I’ve made many mistakes in my 57 years. I’ve missed exits, burned roasts, forgotten orthodontist appointments, miscalculated taxes, turned laundry pink, popped tires, slept through alarms, blanked on names, and talked too much. However, I’ve always taken comfort in one saving grace: “At least I’ve raised good kids.”
Being a good parent is such a worthy endeavor, it has the power to wipe away the regret of countless transgressions. Over the years, when I felt down on myself, all I had to do was look at our three children to know that I was getting something right.
Well, it wasn’t always that simple.
“Whaaaaaaa!” we heard our niece, Kaleigh, wailing from our in-laws upstairs bedroom. Kaleigh was no more than five, and cute as a button. Blonde ringlets and crystal blue eyes, with the softest skin — a real-life porcelain doll with a sweet disposition to match.
My husband, Francis, and I were in his parents’ kitchen downstairs, with Greg and Anne, Kaleigh’s parents and Francis’ brother and sister-in-law, when we heard Kaleigh’s cry. We jumped to our feet to find out what happened, when suddenly our daughter, Anna, appeared at the bottom of the stairs.
“Kaleigh fell down,” she relayed, her chin down and her brown eyes flitting nervously. We found Kaleigh in a tearful heap beside her grandfather’s treadmill, her fragile pale arms, legs and cheeks freshly scraped. As her mom and dad extracted the details from Kaleigh, Anna “supplemented” with her own self-serving narrative.
Anna spun the tale to imply that the treadmill ride was her cousin’s idea. Clearly, Anna had been the mastermind, convincing gullible Kaleigh to step on while she hit the “go” button, sending Kaleigh’s bobby-socked-feet up over her head.

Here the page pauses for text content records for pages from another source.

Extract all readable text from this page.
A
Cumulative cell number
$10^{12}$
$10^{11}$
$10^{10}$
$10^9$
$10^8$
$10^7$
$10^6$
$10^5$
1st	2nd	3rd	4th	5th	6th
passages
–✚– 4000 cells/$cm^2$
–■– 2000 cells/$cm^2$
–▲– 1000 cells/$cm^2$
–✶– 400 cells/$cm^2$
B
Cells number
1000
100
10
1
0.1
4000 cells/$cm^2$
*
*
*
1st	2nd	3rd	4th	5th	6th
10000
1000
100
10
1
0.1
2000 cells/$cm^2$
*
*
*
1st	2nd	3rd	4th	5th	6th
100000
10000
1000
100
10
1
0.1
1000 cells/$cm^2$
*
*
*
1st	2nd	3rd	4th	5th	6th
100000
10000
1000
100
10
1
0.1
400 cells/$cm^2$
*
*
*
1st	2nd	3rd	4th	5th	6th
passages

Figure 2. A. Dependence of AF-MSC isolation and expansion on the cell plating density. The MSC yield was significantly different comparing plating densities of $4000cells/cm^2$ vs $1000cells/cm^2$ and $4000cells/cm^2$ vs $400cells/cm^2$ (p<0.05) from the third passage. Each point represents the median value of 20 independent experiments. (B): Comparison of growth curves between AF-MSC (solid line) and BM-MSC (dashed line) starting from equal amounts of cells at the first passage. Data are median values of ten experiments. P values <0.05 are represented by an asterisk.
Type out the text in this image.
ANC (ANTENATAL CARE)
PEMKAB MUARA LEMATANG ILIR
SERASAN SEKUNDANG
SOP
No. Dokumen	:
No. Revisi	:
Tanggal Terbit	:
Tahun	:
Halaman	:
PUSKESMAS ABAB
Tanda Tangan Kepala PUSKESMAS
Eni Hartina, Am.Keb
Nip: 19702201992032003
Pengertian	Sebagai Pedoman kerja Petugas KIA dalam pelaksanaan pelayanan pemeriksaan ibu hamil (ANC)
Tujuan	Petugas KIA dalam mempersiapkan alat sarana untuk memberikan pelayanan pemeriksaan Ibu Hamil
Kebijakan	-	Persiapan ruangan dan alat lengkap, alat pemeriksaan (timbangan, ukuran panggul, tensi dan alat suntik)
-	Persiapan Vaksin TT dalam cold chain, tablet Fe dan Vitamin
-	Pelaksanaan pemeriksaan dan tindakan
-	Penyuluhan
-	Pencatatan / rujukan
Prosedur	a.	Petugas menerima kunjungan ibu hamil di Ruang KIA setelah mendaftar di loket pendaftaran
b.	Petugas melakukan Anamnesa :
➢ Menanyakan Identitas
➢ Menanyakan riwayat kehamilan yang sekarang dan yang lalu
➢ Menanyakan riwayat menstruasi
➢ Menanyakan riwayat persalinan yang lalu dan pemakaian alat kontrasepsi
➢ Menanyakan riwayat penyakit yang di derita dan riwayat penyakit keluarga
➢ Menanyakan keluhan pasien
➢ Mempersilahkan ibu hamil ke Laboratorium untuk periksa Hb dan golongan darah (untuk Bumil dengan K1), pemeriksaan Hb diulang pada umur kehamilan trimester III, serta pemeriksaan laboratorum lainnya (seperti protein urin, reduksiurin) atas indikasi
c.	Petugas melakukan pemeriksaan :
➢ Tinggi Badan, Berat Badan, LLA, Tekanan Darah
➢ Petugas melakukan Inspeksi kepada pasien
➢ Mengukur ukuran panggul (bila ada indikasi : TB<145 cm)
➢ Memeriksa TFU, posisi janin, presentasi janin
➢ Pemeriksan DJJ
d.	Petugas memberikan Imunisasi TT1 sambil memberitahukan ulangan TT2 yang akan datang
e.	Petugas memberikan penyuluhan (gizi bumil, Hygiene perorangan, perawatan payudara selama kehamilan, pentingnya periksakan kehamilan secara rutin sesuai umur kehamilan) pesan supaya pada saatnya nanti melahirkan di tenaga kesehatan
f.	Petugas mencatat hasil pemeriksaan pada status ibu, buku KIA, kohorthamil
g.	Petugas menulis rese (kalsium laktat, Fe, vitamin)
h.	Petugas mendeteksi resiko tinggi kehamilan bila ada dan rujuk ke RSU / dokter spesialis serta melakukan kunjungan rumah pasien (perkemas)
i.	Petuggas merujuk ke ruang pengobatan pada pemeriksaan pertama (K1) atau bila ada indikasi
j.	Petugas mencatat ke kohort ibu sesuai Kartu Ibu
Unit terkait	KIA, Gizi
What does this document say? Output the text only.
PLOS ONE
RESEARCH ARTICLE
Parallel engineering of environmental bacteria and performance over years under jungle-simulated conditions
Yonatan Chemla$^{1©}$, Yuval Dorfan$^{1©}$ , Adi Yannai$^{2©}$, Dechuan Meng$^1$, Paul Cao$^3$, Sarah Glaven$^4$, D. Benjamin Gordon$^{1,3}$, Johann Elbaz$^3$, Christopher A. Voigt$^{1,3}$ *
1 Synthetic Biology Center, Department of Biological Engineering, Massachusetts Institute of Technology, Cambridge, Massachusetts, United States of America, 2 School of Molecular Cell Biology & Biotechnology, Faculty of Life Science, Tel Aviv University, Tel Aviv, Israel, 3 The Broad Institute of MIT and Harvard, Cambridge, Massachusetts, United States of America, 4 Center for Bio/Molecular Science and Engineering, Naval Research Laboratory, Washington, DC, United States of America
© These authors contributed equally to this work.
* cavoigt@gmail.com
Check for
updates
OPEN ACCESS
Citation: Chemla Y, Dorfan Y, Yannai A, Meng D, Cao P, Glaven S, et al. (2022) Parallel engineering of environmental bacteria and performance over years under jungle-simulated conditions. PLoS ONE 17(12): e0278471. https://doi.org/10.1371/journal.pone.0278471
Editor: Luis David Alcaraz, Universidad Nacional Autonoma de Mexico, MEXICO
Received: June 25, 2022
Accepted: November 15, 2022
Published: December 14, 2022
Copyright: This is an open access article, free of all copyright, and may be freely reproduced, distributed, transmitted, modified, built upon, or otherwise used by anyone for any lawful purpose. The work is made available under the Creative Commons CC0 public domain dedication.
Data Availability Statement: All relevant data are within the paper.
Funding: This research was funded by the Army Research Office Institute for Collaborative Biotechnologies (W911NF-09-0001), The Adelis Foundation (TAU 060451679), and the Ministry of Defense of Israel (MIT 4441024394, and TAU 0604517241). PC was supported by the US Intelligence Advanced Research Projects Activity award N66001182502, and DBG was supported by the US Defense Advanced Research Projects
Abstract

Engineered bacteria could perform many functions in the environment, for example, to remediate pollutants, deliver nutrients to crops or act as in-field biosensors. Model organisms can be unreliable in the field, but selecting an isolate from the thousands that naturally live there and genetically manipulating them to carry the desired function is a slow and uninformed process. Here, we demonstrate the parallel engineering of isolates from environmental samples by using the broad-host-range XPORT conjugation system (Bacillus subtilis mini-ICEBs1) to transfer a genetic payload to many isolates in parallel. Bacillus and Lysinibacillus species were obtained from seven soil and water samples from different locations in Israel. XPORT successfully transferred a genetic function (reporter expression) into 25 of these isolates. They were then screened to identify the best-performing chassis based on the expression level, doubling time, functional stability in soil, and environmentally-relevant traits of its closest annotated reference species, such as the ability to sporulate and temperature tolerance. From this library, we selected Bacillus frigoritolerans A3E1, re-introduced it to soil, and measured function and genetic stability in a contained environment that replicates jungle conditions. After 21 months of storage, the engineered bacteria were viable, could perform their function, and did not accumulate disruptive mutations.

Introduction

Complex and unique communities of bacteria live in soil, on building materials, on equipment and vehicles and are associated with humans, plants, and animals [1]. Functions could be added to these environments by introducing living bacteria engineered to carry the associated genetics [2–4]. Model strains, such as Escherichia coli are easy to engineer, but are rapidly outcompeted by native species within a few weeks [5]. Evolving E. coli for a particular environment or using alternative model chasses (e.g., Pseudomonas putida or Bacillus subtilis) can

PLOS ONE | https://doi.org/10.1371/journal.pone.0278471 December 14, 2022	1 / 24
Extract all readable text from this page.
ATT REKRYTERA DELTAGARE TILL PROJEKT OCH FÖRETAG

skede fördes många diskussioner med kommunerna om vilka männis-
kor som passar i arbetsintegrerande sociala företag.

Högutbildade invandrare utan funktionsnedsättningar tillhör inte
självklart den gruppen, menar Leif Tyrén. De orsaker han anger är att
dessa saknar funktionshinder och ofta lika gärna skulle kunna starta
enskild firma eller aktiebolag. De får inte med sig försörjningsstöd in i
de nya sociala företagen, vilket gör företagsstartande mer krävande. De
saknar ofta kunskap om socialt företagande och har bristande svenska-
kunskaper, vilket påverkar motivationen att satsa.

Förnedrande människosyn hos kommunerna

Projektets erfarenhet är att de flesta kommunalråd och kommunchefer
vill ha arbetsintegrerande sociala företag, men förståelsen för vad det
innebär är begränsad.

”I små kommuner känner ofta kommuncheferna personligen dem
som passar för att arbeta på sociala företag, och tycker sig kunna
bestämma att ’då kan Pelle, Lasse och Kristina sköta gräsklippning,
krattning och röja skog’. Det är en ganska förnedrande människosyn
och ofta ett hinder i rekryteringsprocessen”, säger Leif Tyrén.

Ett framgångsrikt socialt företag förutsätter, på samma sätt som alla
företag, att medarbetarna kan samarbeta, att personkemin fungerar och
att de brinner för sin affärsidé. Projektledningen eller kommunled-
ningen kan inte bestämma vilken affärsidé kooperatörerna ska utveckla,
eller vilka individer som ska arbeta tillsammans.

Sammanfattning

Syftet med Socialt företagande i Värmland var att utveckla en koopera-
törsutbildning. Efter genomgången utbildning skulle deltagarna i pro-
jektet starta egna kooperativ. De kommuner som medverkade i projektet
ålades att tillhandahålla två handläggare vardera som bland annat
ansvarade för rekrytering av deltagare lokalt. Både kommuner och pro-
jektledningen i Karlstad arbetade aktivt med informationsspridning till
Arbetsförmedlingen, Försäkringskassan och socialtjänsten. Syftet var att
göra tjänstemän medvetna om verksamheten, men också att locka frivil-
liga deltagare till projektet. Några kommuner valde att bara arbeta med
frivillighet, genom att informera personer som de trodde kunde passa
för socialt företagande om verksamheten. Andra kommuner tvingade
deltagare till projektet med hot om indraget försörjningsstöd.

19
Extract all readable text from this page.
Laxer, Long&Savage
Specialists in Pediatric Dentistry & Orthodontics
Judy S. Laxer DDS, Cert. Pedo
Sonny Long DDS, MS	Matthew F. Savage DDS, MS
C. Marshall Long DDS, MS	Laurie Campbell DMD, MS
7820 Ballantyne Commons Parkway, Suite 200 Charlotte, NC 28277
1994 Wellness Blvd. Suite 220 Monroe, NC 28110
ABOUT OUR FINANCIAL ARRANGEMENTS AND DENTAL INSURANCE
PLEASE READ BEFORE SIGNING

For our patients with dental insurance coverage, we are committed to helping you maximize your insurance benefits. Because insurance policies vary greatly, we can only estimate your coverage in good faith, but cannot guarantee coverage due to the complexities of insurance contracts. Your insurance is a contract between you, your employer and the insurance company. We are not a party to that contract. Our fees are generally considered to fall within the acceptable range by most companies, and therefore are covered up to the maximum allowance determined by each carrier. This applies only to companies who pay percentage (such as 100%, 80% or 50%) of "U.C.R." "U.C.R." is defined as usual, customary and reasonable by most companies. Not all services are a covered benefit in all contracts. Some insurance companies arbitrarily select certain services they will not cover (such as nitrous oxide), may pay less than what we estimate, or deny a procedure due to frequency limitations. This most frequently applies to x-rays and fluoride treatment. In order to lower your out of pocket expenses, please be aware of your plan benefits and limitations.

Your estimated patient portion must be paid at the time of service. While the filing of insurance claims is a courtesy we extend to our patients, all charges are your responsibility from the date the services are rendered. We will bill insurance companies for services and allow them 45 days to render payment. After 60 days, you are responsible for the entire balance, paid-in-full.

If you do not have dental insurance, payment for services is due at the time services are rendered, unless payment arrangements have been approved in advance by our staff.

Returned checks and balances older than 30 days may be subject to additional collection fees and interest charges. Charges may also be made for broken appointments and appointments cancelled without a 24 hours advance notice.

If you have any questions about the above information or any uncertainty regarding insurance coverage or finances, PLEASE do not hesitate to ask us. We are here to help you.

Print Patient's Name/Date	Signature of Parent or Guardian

Our families had a lot in common — Francis and Greg were both in the Navy and our kids were the same ages. However, when we were together, glaring differences in our children appeared. Simply put, Greg and Anne’s kids were really good. And by comparison, our kids seemed really bad.
Anna was infamous for biting and scheming. Lilly cheated at Uno and said naughty words. Hayden never ate vegetables and left Legos on the floor. Every time we visited with Greg and Anne, my confidence wavered, because I had apparently given birth to unruly monsters.
I found myself praying that Kaleigh or her siblings would do something, ANYTHING, wrong to give us some reprieve. “C’mon little Patricia,” I’d mutter under my breath while watching my aqua-eyed niece toddling in her pink pajamas, “spill your milk, give Lilly a smack, steal Anna’s doll, we won’t mind!”
But Greg and Anne’s kids followed directions without sassing, happily shared their toys, and smiled sweetly. All. The. Time.
Infuriating!
After each visit, I had to visit playgrounds and school yards to watch other children smarting off and pushing each other into the dirt to recalibrate my perspective on our kids. It took days for me to remember that they weren’t awful — they were normal, red-blooded American children.
Months after the treadmill incident, we were back at my in-laws for another visit. Kaleigh was too sweet to hold a grudge, so she held hands with Anna, while they skipped off to the nearby playground.
“Whaaaaa!” we heard minutes later. Kaleigh hit a pole and her head was bleeding. Despite the lack of evidence that Anna had anything to do with it, everyone wondered. In her normal life, Anna was a good kid, but compared to Kaleigh, she seemed like Satan’s spawn.
It took another freak accident for the family to realize that Anna didn’t have the mark of the Devil. While at her grandparents’ house, Kaleigh tripped and fell, suffering a broken arm. We were certainly concerned for our sweet little niece; however, our first reaction was utter elation, as we broadcast to the entire family, “We weren’t there! Anna didn’t do it! Hooray!”
Kaleigh unintentionally got her revenge when, as a teen, she gave Anna lice. Despite it all, Kaleigh is now a Navy pilot. Anna, a fashion designer, still loves her favorite cousin.
And I no longer look to see if Anna is growing horns, because I know now, it’s all relative.